Usually when you think of skylights, it's about getting more daylight in the building," says George Petzen, estimator with LinEl Signature in Mooresville, Ind. True. But when the skylight in question covers about 85 percent of the roof of the largest privately held art gallery in Washington, D.C. - and much of that skylight is original to a building constructed in 1897 - then letting in more daylight might be your last concern.
"It's an art museum, and the existing glass was wired glass on the exterior and a rolled textured glass ... they weren't readlly cutting down on any UV," Petzen explains. "[The owners] were starting to get very concerned about the longevity of the artwork on the wall."

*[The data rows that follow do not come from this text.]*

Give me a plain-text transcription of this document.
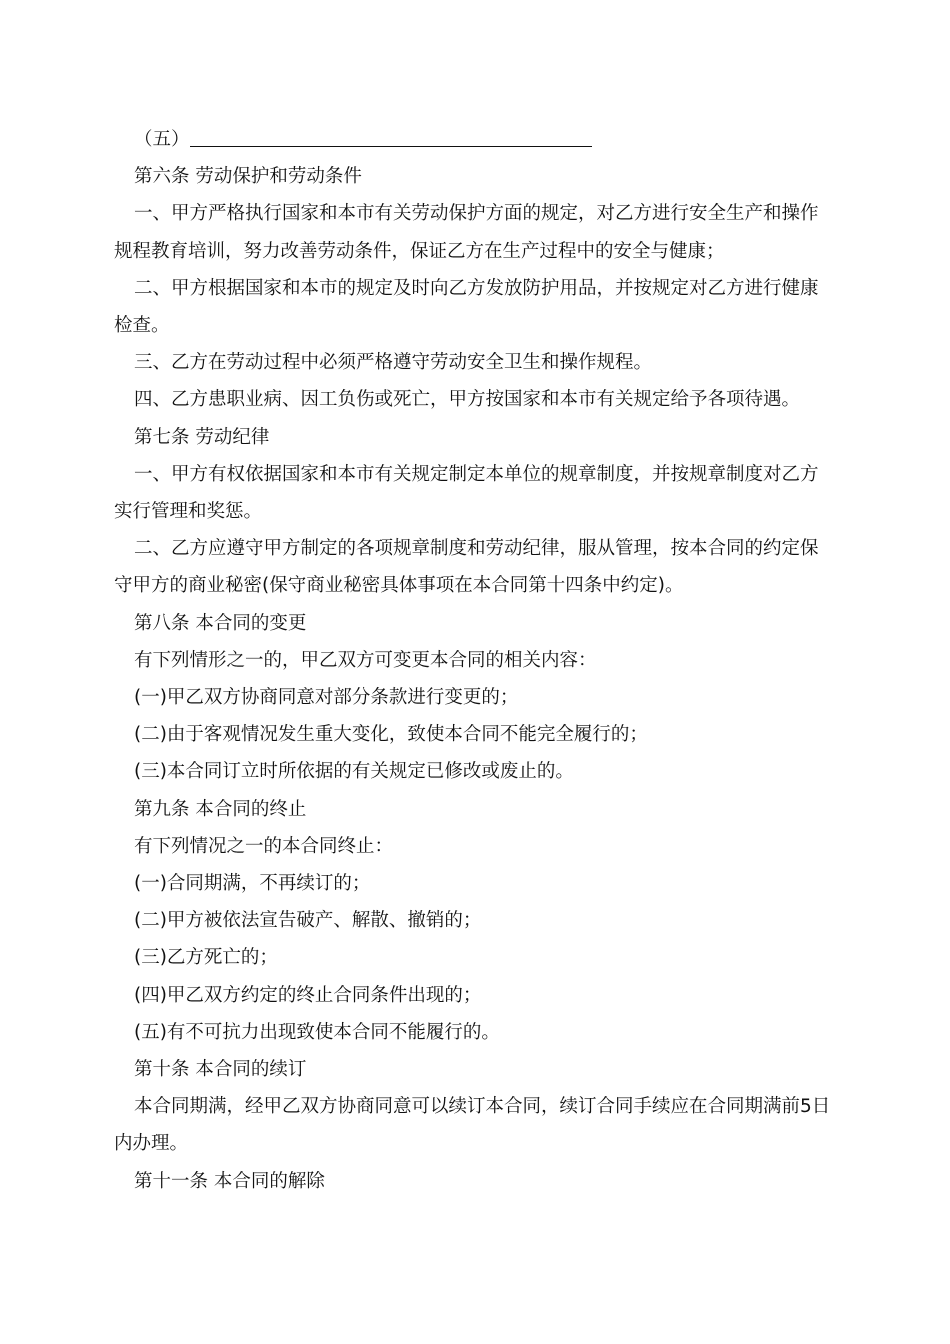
（五）

第六条 劳动保护和劳动条件

一、甲方严格执行国家和本市有关劳动保护方面的规定，对乙方进行安全生产和操作规程教育培训，努力改善劳动条件，保证乙方在生产过程中的安全与健康；

二、甲方根据国家和本市的规定及时向乙方发放防护用品，并按规定对乙方进行健康检查。

三、乙方在劳动过程中必须严格遵守劳动安全卫生和操作规程。

四、乙方患职业病、因工负伤或死亡，甲方按国家和本市有关规定给予各项待遇。

第七条 劳动纪律

一、甲方有权依据国家和本市有关规定制定本单位的规章制度，并按规章制度对乙方实行管理和奖惩。

二、乙方应遵守甲方制定的各项规章制度和劳动纪律，服从管理，按本合同的约定保守甲方的商业秘密(保守商业秘密具体事项在本合同第十四条中约定)。

第八条 本合同的变更

有下列情形之一的，甲乙双方可变更本合同的相关内容：

(一)甲乙双方协商同意对部分条款进行变更的；

(二)由于客观情况发生重大变化，致使本合同不能完全履行的；

(三)本合同订立时所依据的有关规定已修改或废止的。

第九条 本合同的终止

有下列情况之一的本合同终止：

(一)合同期满，不再续订的；

(二)甲方被依法宣告破产、解散、撤销的；

(三)乙方死亡的；

(四)甲乙双方约定的终止合同条件出现的；

(五)有不可抗力出现致使本合同不能履行的。

第十条 本合同的续订

本合同期满，经甲乙双方协商同意可以续订本合同，续订合同手续应在合同期满前5日内办理。

第十一条 本合同的解除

Damaging UV rays were one motivation for the Corcoran Gallery to begin restoration on the roof of its historic building early last year. The roof covers approximately 48,000 square feet - the magority fo which is glass - and features multifaceted structures with varying types of construction, drainage and elevations. Further complexities have been added to the design by later replacements and alterations, including the addition of a wing in 1927. No comprehensive repair program has been undertaken to address the roof and skylights since the early 1980s.
In addition to controlling the light and heat transmitted into the interior, museum officials note that the restoration is intended to seal off the building from moisture and update the climate control equipment located in the attic. The flat roof was replaced and the elaborate skylight system retrofitted with new glass to control the heat and light transmitted into the galleries.
"Because there's so much volume to [the skylight] they were looking to improve the thermal efficiency of the building envelope," Petzen adds. "Half-inch wired glass isn't very thermally efficient. Going to high performance low-E and ceramic frit accomplished that for them."